In a couple of minutes Bunyip had settled down to that flying trot which would have been an independence to anyone except myself. After clearing the lignum, I got a back elevation of the bullocks, half-a-mile out on the plain; and, rapidly overhauling them, I perceived that I should have to pit myself against the Chinese boundary rider this time. Consequently I felt, like Cassius, fresh of spirit and resolved to meet all perils very constantly.

“Our of my way, you Manchurian leper, or I'll run over you!” I shouted gaily, as I swung round the cattle, turning them back.

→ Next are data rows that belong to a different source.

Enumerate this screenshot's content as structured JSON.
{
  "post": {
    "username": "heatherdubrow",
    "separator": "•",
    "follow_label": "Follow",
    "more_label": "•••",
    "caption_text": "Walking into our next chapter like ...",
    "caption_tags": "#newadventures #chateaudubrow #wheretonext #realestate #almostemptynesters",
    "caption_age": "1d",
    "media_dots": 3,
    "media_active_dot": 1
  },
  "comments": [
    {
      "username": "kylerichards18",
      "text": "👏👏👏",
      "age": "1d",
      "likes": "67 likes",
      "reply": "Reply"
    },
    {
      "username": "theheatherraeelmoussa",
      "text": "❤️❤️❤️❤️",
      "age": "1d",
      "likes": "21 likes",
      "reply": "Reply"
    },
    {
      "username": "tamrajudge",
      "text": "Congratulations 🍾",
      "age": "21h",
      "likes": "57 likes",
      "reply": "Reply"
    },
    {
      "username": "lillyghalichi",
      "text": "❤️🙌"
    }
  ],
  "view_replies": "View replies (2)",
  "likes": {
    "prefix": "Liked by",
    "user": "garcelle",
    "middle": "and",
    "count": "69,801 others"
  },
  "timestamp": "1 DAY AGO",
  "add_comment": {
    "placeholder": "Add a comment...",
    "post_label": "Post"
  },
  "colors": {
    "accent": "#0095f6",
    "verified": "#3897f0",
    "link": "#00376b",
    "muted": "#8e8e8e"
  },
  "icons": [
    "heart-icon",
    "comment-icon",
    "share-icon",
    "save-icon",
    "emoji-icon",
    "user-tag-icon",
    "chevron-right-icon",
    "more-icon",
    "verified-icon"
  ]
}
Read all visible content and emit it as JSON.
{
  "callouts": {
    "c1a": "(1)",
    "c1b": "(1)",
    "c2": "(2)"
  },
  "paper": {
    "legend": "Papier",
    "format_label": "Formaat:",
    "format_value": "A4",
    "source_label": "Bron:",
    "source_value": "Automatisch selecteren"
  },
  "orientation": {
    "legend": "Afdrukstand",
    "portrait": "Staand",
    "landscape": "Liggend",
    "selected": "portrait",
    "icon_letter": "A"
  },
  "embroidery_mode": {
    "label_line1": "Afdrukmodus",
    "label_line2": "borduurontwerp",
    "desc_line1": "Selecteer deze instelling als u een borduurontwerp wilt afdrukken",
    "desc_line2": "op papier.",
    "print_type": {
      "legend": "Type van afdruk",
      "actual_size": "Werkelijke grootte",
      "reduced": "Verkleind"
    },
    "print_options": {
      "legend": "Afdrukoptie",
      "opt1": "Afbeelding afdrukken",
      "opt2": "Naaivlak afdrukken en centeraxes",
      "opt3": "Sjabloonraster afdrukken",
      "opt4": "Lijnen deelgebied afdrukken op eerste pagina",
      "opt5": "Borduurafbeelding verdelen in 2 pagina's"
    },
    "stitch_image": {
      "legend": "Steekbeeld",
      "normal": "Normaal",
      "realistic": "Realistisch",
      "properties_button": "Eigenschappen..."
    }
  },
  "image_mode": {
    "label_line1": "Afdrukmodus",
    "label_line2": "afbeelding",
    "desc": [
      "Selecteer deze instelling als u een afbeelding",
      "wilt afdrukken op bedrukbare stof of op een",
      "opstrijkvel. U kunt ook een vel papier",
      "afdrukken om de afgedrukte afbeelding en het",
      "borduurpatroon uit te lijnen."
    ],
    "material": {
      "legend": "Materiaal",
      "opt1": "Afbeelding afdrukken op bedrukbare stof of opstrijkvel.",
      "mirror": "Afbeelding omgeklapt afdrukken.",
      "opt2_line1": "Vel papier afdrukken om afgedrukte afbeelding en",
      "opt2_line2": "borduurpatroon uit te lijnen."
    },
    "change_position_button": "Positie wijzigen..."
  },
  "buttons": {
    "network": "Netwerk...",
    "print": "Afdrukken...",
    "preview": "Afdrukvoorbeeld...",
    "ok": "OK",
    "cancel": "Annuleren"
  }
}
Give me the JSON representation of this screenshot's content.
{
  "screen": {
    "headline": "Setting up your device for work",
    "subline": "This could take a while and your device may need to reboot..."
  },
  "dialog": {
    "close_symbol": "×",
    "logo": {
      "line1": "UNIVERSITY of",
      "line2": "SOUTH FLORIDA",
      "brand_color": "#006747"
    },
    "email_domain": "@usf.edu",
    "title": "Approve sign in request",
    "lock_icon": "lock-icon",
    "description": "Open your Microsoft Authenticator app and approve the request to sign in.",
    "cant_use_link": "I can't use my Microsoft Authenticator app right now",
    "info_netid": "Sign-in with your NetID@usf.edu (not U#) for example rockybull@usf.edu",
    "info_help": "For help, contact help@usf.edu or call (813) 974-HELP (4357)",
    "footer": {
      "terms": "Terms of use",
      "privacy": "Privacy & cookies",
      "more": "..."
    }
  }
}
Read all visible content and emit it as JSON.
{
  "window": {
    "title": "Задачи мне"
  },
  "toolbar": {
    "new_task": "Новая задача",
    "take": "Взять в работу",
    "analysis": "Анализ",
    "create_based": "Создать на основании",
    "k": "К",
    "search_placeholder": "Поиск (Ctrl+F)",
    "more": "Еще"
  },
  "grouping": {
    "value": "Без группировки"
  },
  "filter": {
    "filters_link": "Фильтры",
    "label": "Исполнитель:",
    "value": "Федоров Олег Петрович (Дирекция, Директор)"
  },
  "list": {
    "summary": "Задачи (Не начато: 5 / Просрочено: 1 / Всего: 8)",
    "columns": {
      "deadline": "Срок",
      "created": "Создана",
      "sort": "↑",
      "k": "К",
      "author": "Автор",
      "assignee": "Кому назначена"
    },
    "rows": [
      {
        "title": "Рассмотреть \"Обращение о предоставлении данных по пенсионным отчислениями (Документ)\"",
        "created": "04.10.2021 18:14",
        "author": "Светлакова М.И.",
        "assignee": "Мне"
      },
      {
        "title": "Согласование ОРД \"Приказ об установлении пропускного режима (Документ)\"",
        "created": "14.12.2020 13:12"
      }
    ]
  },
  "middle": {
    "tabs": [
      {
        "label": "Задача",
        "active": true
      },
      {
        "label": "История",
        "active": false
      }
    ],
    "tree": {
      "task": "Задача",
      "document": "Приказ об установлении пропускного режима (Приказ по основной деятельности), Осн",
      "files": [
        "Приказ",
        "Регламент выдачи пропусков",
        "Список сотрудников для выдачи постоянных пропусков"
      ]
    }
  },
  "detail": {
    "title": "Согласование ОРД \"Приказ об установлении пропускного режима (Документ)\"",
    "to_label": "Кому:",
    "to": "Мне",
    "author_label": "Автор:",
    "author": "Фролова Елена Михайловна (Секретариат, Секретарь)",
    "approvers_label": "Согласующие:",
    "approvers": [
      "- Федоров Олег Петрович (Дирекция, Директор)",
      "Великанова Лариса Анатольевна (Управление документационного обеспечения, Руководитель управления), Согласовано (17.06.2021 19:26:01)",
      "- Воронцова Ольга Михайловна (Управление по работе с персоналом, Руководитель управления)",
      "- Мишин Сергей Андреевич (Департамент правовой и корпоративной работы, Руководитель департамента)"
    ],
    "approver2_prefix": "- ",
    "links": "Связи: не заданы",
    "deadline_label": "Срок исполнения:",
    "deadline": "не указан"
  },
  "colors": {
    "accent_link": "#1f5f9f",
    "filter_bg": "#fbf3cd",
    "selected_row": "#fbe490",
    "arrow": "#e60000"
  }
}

“Muck-a-hi-lo! sen-ling, ay-ya; ilo-ilo!” remonstrated the unbeliever, drawing his horse aside to let them pass.

“You savvy, John,” said I, suiting my language to his comprehension, while from my eye the Gladiator broke—“bale you snavel-um that peller bullock. Me fetch-um you ole-man lick under butt of um lug; me gib-it you big one dressum down. Compranny pah, John?” The Chinaman had turned back with me, and, as if he had been hired for the work, was stolidly assisting to return the cattle to the spot whence he had taken them.

“Why don't you speak for yourself, John?” I asked, thanklessly quoting from the familiar hexameter, and lighting my pipe as I spoke.

“Eulopean dam logue,” responded the heathen in his blindness.

“In contradistinction to the Asiatic and the Australian, who are scrupulously honest,” I observed pleasantly. “You savvy who own-um that peller bullock, John?”

“Walligal Alp,” replied the pagan promptly. “Me collal him bullock two-tlee time to-molla, all li; two-tlee time nex day, all li.”

“All li, John—you collar-um that peller bullock one more time, me manhandle you; pull-um off you dud; tie-um you on ant-bed, allee same spread-eagle; cut-um off you eye-lid; likee do long-a China; bimeby sun jump up, roast-um you eye two-tlee day; bulldog ant comballee, eat-um you meat, pick-um you bone; bimeby
you tumble-down-die; go like-it dibil-dibil; budgeree fire long-a that peller. You savvy, John?”

“Me tellee Missa Smyte you lescue,” replied John doggedly. “All li; you name Collin; you b'long-a Gullamen Clown; all li; you killee me bimeby; all li.” With this the discomfited Mongol turned his horse in the direction of Mondunbarra homestead, and, like a driver starting an engine when there is danger of the belt flying off, gradually worked up his pace to a canter, leaving me in possession of the field.